Chekhivskyi followed leftist political views, advocated compromise with Bolsheviks, opposed the treaty with Entente. On those issues his position was similar to the point of view of Volodymyr Vynnychenko. Chekhivskyi had a little influence on the army of Ukraine. After failing to reach an agreement with Bolsheviks, successful offensive of the Red Army and willingness of the Ukrainian leadership to negotiate with French led to resignation of Chekhivskyi in February 1919. After that was in opposition to the government of Symon Petliura. In spring of 1919 participated in organization of the Labor Congress of Ukraine in Kamianets-Podilskyi.

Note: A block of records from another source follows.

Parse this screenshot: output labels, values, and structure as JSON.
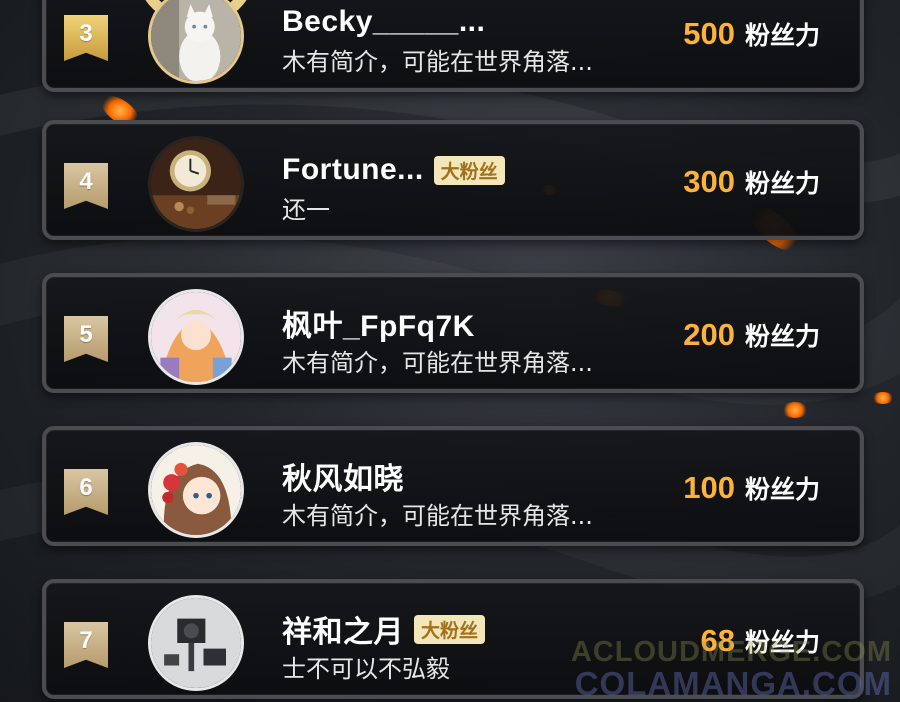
{
  "rows": [
    {
      "rank": "3",
      "name": "Becky_____...",
      "badge": "",
      "bio": "木有简介，可能在世界角落...",
      "score": "500",
      "unit": "粉丝力",
      "avatar": "white-cat-avatar"
    },
    {
      "rank": "4",
      "name": "Fortune...",
      "badge": "大粉丝",
      "bio": "还一",
      "score": "300",
      "unit": "粉丝力",
      "avatar": "clock-avatar"
    },
    {
      "rank": "5",
      "name": "枫叶_FpFq7K",
      "badge": "",
      "bio": "木有简介，可能在世界角落...",
      "score": "200",
      "unit": "粉丝力",
      "avatar": "anime-couple-avatar"
    },
    {
      "rank": "6",
      "name": "秋风如晓",
      "badge": "",
      "bio": "木有简介，可能在世界角落...",
      "score": "100",
      "unit": "粉丝力",
      "avatar": "anime-girl-flowers-avatar"
    },
    {
      "rank": "7",
      "name": "祥和之月",
      "badge": "大粉丝",
      "bio": "士不可以不弘毅",
      "score": "68",
      "unit": "粉丝力",
      "avatar": "camera-gear-avatar"
    }
  ],
  "watermark": {
    "line1": "ACLOUDMERGE.COM",
    "line2": "COLAMANGA.COM"
  },
  "colors": {
    "score": "#ffb23a",
    "badge_bg": "#f3e6b8",
    "badge_text": "#a2701e",
    "ribbon": "#c9b285"
  }
}
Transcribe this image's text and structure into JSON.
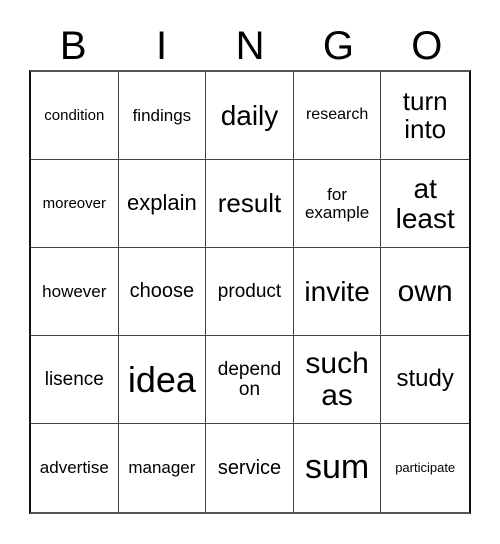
{
  "card": {
    "title_letters": [
      "B",
      "I",
      "N",
      "G",
      "O"
    ],
    "columns": 5,
    "rows": 5,
    "grid_color": "#444444",
    "border_color": "#111111",
    "background_color": "#ffffff",
    "text_color": "#000000"
  },
  "cells": [
    {
      "text": "condition",
      "size": "fs-15",
      "column": "B",
      "row": 1
    },
    {
      "text": "findings",
      "size": "fs-17",
      "column": "I",
      "row": 1
    },
    {
      "text": "daily",
      "size": "fs-28",
      "column": "N",
      "row": 1
    },
    {
      "text": "research",
      "size": "fs-16",
      "column": "G",
      "row": 1
    },
    {
      "text": "turn\ninto",
      "size": "fs-26",
      "column": "O",
      "row": 1
    },
    {
      "text": "moreover",
      "size": "fs-15",
      "column": "B",
      "row": 2
    },
    {
      "text": "explain",
      "size": "fs-22",
      "column": "I",
      "row": 2
    },
    {
      "text": "result",
      "size": "fs-26",
      "column": "N",
      "row": 2
    },
    {
      "text": "for\nexample",
      "size": "fs-17",
      "column": "G",
      "row": 2
    },
    {
      "text": "at\nleast",
      "size": "fs-28",
      "column": "O",
      "row": 2
    },
    {
      "text": "however",
      "size": "fs-17",
      "column": "B",
      "row": 3
    },
    {
      "text": "choose",
      "size": "fs-20",
      "column": "I",
      "row": 3
    },
    {
      "text": "product",
      "size": "fs-19",
      "column": "N",
      "row": 3
    },
    {
      "text": "invite",
      "size": "fs-28",
      "column": "G",
      "row": 3
    },
    {
      "text": "own",
      "size": "fs-30",
      "column": "O",
      "row": 3
    },
    {
      "text": "lisence",
      "size": "fs-19",
      "column": "B",
      "row": 4
    },
    {
      "text": "idea",
      "size": "fs-36",
      "column": "I",
      "row": 4
    },
    {
      "text": "depend\non",
      "size": "fs-19",
      "column": "N",
      "row": 4
    },
    {
      "text": "such\nas",
      "size": "fs-30",
      "column": "G",
      "row": 4
    },
    {
      "text": "study",
      "size": "fs-24",
      "column": "O",
      "row": 4
    },
    {
      "text": "advertise",
      "size": "fs-17",
      "column": "B",
      "row": 5
    },
    {
      "text": "manager",
      "size": "fs-17",
      "column": "I",
      "row": 5
    },
    {
      "text": "service",
      "size": "fs-20",
      "column": "N",
      "row": 5
    },
    {
      "text": "sum",
      "size": "fs-34",
      "column": "G",
      "row": 5
    },
    {
      "text": "participate",
      "size": "fs-13",
      "column": "O",
      "row": 5
    }
  ]
}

== Cooperation with the Soviets and arrest ==
After the occupation by the Red Army Chekhivskyi stayed in Ukraine and in 1920 joined the Ukrainian Communist Party. In October 1921 he participated in the 1st All-Ukrainian Church Assembly that confirmed autocephaly of the Ukrainian Autocephalous Orthodox Church (UAOC) and was an adviser to Metropolitan Vasyl Lypkivsky, organized pastoral courses in Kyiv. Chekhivsky was one of the main ideologists of the Ukrainian Church autocephaly and supporter of Christian socialism. In October 1927 he became a chairman of the 2nd All-Ukrainian Assembly of UAOC. During that time Chekhivsky also worked in the All-Ukrainian Academy of Sciences at its history-philology department, was a professor of medical and polytechnic institutes in Kiev, lectured at social-economical courses.

On 29 July 1929, Chekhivskyi was arrested in connection with the Union for the Freedom of Ukraine process and on 19 April 1930, sentenced to death through shooting, changed to 10 years of imprisonment. He was confined to the Khabarovsk and Yaroslavl political prisons, from 1933 – in Solovki prison camp. In 1936 Chekhivskyi was additionally sentenced to three years of imprisonment. On 3 November 1937, he was shot by sentence of the Leningrad Oblast NKVD troika.